In [None]:
import warnings
warnings.simplefilter("ignore", FutureWarning)

# Final project: Scikit-learn Pipeline example (with titanic data)
(source: https://github.com/scikit-learn/blog/blob/main/assets/notebooks/sklearn-pandas-df-output.ipynb)

This is our final project. The original pipeline demo is from a scikit-learn demo using the titanic data set. However, we would like to test it with our hypothesis-generated data frame. As you may guess, the data frame would be mimicking the titanic data. The advantage of using generated mimic data is that with the same set of data (in this case, titanic data) it is hard to spot any edge case and we cannot guarantee it will also work if there are new data coming in (not in this case for the titanic data but generally speaking).

First, we will look at the orignal scikit-learn demo to understand the pipeline.

---

# Example: titanic dataset (with a Pipeline)

In [None]:
from sklearn import set_config
set_config(transform_output="pandas")

In [None]:
from sklearn.datasets import fetch_openml
from sklearn.model_selection import train_test_split

X, y = fetch_openml("titanic", version=1, as_frame=True, return_X_y=True)
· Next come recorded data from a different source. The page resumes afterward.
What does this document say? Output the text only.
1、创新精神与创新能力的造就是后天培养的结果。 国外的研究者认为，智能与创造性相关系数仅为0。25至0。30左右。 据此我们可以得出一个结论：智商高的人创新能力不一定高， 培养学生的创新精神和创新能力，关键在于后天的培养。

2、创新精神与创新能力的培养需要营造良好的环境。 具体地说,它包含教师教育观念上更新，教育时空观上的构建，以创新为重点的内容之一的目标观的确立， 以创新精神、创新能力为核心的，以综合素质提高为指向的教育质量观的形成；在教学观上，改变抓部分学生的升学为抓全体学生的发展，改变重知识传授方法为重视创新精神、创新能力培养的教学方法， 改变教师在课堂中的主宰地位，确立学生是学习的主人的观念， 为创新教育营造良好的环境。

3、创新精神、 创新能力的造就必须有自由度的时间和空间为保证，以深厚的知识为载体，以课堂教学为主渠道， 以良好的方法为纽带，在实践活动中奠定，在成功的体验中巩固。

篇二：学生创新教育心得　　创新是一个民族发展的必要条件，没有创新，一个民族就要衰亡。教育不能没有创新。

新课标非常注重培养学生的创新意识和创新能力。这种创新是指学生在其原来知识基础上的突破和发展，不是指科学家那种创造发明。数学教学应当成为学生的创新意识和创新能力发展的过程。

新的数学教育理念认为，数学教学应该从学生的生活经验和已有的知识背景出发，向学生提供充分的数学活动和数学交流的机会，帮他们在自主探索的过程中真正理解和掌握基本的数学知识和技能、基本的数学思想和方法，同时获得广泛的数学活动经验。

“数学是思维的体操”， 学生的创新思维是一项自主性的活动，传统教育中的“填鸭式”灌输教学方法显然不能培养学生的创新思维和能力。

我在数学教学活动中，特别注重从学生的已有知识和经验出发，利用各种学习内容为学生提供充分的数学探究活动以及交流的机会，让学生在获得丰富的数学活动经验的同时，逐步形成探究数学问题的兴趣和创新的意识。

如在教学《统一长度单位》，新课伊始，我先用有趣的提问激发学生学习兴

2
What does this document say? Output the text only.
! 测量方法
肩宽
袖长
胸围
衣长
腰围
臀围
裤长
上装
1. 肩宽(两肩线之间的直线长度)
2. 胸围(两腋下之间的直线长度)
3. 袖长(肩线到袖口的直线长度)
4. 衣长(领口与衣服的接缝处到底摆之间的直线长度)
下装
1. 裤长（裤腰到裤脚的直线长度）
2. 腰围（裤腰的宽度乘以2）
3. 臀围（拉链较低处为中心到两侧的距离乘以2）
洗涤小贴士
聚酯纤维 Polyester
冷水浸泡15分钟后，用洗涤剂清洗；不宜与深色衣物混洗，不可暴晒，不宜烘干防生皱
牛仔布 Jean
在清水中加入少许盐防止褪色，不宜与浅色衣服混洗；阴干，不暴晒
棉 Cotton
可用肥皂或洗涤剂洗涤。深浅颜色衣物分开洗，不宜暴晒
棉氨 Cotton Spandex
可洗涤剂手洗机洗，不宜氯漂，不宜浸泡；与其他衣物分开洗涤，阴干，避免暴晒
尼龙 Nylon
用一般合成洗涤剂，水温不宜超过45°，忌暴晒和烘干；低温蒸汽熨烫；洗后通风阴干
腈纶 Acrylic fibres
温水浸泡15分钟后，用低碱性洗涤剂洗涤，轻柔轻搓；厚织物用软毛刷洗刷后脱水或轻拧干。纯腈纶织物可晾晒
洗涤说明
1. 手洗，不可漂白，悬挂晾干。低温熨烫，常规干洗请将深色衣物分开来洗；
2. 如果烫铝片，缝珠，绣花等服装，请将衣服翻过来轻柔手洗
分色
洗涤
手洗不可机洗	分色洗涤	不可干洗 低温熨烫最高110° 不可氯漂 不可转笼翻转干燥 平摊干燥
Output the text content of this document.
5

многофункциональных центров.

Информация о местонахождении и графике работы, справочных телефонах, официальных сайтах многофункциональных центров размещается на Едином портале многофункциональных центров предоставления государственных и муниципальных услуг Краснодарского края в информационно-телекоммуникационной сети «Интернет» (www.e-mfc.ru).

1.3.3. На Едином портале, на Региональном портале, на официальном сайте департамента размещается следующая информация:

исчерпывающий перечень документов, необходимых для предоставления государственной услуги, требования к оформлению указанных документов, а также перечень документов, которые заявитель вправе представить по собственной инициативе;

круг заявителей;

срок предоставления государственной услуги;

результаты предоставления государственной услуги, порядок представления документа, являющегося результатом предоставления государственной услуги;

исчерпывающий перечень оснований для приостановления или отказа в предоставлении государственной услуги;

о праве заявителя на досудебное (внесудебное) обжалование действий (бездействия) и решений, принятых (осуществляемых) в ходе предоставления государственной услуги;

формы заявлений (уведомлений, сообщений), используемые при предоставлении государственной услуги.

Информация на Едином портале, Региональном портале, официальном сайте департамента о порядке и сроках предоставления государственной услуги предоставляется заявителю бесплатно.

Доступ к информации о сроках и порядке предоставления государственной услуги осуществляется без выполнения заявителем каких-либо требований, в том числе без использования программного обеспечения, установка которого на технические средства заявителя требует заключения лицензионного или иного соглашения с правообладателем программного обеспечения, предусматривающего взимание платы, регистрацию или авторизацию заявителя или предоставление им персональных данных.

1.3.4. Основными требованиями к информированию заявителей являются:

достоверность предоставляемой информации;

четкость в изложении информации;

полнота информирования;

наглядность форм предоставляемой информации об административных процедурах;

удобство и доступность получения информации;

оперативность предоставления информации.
X_train, X_test, y_train, y_test = train_test_split(X, y, stratify=y)

In [None]:
X_train

In [None]:
from sklearn.compose import make_column_transformer
from sklearn.pipeline import make_pipeline
from sklearn.impute import SimpleImputer
from sklearn.preprocessing import OneHotEncoder, StandardScaler
from sklearn.linear_model import LogisticRegression

# Here we use `StandardScaler` for continuous variables; 
#      then we impute for missing data (check the documentation for the imputation method)
# We use `OneHotEncoder` for categorical variables
# NOTE: we are using a subset of the features (not all the columns)

ct = make_column_transformer((make_pipeline(SimpleImputer(), 
                                            StandardScaler()), ["age", "fare"]),
                             (OneHotEncoder(sparse=False), ["embarked", "sex", "pclass"]), 
                             verbose_feature_names_out=False)
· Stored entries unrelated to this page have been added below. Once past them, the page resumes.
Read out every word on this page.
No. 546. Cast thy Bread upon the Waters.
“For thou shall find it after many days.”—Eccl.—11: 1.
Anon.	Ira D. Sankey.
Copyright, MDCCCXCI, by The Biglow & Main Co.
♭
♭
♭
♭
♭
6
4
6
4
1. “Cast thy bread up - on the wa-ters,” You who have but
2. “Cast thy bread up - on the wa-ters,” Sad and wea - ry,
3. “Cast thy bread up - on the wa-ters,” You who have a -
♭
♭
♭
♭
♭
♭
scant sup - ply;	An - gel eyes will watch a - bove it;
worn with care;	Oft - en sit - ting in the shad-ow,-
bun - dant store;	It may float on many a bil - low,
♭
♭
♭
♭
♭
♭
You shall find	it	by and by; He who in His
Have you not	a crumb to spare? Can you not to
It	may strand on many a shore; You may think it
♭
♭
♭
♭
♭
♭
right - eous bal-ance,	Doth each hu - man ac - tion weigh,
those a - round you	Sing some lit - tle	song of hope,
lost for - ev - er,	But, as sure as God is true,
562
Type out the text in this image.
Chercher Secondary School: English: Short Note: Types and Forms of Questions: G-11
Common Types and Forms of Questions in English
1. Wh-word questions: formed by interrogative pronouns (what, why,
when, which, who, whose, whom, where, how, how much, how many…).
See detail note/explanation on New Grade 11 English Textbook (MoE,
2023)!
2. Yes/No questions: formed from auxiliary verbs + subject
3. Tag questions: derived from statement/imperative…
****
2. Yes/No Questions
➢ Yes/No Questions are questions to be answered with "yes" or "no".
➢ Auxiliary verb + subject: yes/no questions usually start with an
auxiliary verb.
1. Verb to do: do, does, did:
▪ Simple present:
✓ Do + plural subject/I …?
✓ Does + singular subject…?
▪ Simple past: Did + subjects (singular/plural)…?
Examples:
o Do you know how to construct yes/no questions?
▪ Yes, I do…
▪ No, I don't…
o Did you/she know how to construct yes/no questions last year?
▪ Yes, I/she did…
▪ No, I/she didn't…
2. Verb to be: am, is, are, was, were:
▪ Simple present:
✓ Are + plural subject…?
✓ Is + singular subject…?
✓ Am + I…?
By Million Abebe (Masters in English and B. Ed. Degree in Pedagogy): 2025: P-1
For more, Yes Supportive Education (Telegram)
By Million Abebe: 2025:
# Note: click on pipeline elements to see more details
clf = make_pipeline(ct, LogisticRegression())
clf

In [None]:
clf.fit(X_train, y_train)
clf.score(X_test, y_test)

In [None]:
# Let's remove the last step in the pipeline (which is LogisticRegression()) & transform the X_test data

clf[:-1].transform(X_test)

---

Ok, now we want to test the pipeline `clf` (without the `LogisticRegression()`) with our generated data frame. It seems a lot, but here are some hints and steps you can consider when approaching it.

1. Consider what values make sense in some columns, for categorical columns, you may want to inspect the titanic data frame first.
2. Use `st.builds` to help generate categorical columns.
3. Don't worry too much about the free text columns like `name` and `home.dest` - they are not being transformed anyway so we do not care if they are just random text
4. Thinking of how you can test the transformed data frame (output) is what we are expecting the transformer to do.
5. You may need to write multiple tests to make sure the output is what is expected

Now the floor is yours. There will be no more hand-holding from this point on. But feel free to ask questions or work in groups if you found it easier. Enjoy!